Around 5300 BC a revolution occurred on Orkney. A group of unnamed astronomers and seafarers dared to sail across one of the most hostile waterways in the world to establish the earliest stone circles in the British Isles, along with unusual conical towers and horned passage mounds. Such architecture had no parallel in Britain, it had more in common with regions around the Caspian Sea and the Mediterranean.
The Ring of Brodgar in Orkney, Scotland, UK (Alan / Adobe Stock)

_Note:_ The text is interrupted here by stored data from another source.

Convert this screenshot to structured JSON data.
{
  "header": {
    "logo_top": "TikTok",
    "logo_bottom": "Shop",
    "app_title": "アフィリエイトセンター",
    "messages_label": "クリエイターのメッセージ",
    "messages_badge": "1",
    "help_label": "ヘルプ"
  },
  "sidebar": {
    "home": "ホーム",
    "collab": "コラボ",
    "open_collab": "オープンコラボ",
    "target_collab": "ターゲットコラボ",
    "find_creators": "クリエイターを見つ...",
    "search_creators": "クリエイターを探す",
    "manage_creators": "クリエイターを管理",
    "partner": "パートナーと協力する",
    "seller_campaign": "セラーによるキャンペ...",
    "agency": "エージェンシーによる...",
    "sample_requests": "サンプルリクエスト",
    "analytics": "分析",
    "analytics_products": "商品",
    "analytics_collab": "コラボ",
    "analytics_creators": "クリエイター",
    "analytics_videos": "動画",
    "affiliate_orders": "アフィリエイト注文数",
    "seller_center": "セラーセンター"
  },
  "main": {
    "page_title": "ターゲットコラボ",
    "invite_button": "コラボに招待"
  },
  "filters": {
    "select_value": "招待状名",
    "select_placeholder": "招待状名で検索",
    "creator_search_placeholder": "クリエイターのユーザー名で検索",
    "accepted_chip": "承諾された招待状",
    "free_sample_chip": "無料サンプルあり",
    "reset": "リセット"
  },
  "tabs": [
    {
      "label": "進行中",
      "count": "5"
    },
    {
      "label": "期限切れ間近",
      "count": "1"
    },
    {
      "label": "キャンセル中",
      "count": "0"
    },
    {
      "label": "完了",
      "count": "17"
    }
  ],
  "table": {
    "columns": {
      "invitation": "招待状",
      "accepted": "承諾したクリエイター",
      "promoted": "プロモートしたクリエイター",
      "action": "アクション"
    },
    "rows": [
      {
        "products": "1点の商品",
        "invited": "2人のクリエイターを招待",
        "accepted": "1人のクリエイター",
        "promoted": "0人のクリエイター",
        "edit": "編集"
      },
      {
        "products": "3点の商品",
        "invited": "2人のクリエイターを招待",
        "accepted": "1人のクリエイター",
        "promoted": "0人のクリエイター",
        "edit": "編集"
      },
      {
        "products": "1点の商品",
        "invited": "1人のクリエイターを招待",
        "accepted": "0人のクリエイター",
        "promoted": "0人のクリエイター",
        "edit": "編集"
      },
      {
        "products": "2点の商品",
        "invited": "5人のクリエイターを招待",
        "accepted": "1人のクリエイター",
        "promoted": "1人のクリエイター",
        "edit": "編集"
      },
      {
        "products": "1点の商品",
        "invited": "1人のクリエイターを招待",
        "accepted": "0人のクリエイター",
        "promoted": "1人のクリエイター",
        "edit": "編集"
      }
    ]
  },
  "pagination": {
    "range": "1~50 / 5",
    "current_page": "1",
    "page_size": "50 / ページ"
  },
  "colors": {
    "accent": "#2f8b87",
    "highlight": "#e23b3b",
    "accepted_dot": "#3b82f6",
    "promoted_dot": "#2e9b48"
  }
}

When the first Scandinavian settlers arrived in Orkney they recorded how the builders of this megalith culture were physically different from locals, spoke a different language, wore white tunics and behaved like a priestly caste, they formed a society apart, but by the time new settlers arrived they had long vanished. All that remained were their names: the Papae and Peti. The origins of these mysterious people and the monuments they left behind, from Orkney to the Hebrides and into Ireland, aroused my curiosity for years.
A watercolor drawing, signed John Frederick Miller, based on his pen and ink sketch of the Stones of Stennes, 1772. In Lysaght, A.M. (1974) Joseph Banks at Skara Brae and Stennis, Orkney. Notes and Records of the Royal Society of London
Axis Mundi Of Neolithic Orkney
Three stone circles form the axis mundi of Neolithic Orkney. The first, Stenness, is perhaps the most impressive despite only three-and-a-half of its 11 original monoliths remaining. Unlike others of its kind, Stenness looks and feels like a machine or a place of high council rather than an object with which to measure the sky, and it was still remembered as such before the town of Kirkwall took over the role. While looking through the notes of Joseph Banks’ expedition of 1772, I came across a watercolor of a nearby monument that has escaped everyone’s attention. In the foreground, a man sits on a broken stone drawing two megaliths, one leaning on the other, while a further six stones as tall as Stenness stand behind him. There is no mistaking the position and orientation of the illustrator, he is on high ground, with Stenness itself, now merely a semi-circle, positioned in the background with the loch beyond. Between the watercolor and the accompanying survey, one is given the impression of a quadrangular stone monument, and if so, the design seems consistent with similar enclosures such as Crucuno in Carnac, Avebury in England, and Xerez in Portugal, all of which were designed to calculate the extreme rising and setting of the Sun and Moon.
19th-century view of Brodgar by Rev. Dr. George Barry, in ‘History of the Orkney Islands’, (1805) Edinburgh
Along the narrow isthmus to the northwest of Stenness stands a more intact Ring of Brodgar, with 27 of its original 56 sandstones still upright (the number required to calibrate the solar and lunar cycles, just as with the Aubrey Holes around Stonehenge). The circle and its 12-foot-deep (3.6 meters) circular ditch were placed not on the high point of the ridge, as expected, but precisely where the 59th degree of latitude runs through the center.